All the recommendations to explore behind the tile after it's removal make sense (since the tile is coming out anyway). Removing tile frequently damages the backer behind it so if it's damaged or if it too shows signs of moisture damage, then it needs to be replaced too. And finally, if he's gone ahead and removed the existing backer it is an obvious next step to inspect the framing.
Mold Removal is neither time consuming nor expensive. Make sure that your bathroom is well ventilated so that air may cross and make air dry. Mold is only form in a wet or moisture place. To remove mold use vinegar, spray it on mold, wash it with water after sometime and scrub with sponge or cotton cloth.

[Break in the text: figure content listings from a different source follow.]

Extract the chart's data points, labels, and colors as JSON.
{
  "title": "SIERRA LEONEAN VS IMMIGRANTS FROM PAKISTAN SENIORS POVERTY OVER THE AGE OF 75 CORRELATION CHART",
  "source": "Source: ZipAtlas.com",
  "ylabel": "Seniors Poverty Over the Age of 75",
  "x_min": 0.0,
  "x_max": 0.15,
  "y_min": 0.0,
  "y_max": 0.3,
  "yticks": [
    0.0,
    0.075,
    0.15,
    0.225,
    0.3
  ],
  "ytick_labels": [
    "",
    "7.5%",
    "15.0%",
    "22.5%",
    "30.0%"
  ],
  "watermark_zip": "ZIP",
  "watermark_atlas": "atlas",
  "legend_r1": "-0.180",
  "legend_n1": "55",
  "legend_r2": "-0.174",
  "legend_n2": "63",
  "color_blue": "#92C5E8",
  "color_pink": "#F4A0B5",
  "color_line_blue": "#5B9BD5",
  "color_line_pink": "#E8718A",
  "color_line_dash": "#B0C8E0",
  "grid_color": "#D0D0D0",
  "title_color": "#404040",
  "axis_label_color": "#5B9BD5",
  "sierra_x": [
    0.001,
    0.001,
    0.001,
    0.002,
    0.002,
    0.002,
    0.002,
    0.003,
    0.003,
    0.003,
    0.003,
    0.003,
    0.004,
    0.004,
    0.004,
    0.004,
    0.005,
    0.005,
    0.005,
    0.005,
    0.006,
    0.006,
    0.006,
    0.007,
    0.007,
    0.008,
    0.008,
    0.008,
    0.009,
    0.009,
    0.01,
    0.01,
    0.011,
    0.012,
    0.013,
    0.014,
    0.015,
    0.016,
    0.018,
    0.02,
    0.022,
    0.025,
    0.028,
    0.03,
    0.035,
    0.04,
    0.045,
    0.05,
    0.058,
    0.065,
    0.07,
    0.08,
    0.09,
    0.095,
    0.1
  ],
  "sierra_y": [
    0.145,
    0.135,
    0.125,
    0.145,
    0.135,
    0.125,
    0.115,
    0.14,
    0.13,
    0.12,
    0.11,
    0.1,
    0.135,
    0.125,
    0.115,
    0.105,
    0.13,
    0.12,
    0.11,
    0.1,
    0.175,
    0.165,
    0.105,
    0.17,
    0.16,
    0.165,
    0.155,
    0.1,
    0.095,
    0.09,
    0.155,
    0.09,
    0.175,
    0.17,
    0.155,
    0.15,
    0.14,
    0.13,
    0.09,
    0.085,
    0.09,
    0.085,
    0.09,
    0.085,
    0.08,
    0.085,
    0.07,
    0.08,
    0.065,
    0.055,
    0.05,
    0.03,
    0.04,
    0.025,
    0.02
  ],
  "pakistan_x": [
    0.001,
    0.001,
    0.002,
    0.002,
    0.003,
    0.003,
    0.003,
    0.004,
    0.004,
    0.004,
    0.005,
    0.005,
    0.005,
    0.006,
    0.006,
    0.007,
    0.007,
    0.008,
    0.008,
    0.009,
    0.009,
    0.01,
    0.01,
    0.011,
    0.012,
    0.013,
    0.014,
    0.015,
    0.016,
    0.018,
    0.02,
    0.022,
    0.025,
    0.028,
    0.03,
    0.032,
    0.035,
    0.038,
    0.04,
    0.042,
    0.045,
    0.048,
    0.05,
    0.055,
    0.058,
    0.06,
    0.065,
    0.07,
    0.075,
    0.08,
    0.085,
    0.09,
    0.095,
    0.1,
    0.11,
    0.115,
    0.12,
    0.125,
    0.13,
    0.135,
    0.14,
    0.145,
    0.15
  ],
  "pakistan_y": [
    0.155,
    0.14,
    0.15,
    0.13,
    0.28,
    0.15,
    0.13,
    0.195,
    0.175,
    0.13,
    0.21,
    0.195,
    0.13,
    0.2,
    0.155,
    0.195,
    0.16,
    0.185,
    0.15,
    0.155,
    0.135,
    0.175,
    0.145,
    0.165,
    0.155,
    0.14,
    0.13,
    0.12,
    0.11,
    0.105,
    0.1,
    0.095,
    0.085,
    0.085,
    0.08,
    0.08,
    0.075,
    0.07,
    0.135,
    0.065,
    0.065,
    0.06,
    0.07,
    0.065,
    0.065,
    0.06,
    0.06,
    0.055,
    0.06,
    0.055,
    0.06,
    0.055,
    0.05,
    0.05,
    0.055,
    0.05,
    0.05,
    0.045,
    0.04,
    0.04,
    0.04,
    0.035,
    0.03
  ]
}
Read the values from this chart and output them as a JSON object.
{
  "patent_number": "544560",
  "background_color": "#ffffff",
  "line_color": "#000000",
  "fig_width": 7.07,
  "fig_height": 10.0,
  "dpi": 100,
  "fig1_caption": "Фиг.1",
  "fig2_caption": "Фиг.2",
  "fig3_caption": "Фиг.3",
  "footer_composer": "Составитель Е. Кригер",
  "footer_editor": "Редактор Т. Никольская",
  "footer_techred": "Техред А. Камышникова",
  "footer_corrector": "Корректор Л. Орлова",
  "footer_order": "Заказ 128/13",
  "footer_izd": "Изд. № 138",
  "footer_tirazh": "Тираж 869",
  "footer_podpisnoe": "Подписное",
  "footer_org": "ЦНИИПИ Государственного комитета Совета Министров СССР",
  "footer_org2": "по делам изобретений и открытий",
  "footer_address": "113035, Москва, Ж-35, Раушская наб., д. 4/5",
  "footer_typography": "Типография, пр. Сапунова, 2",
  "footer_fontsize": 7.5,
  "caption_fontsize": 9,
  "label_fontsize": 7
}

Mold will definitely disappear.
mold remediation great neck
Mold and Mildew are very common in bathrooms where humidity builds up.
My daughter's bathroom was the perfect example. Not enough ventilation from the window and adding additional ventilation features to my older home wasn't attractive. The mold would grow on the ceiling and walls above the shower and we would get mildew on the shower tile grout and caulking.
I used many of the cleaning and killing recommendations mentioned above to get rid of it (bleach, vinegar, hydrogen peroxide).
Then I protected the shower tile, grout, caulk and painted walls and ceiling with special self-cleaning coating. It claimed the coating surface resists the growth of mold and mildew, so I tried it.
So far so good - I remodeled and coated my daughter's moldy bathroom back in January 2013 and I haven't seen any mold or mildew since. It supposed to work for 6-months and I've gotten my 6-months out of it - Knock on wood! The self-cleaning coating can be found at selfcleen.com
Hope this helps.
two spammers, no information. rich.
with the cost of inspection fiber-optic cameras down in the $60s at Harbor Freight with a newspaper or online 20% coupon, why would you NOT poke a half-inch hole someplace easily patched and look for trouble if you are going to do a full facelift? bathroom mold is like c-0ckr0ach3s, you see one, you have hundreds.
sig: if this is a new economy, how come they still want my old-fashioned money?
And to point out, the last real post (mine) was made in January 2012!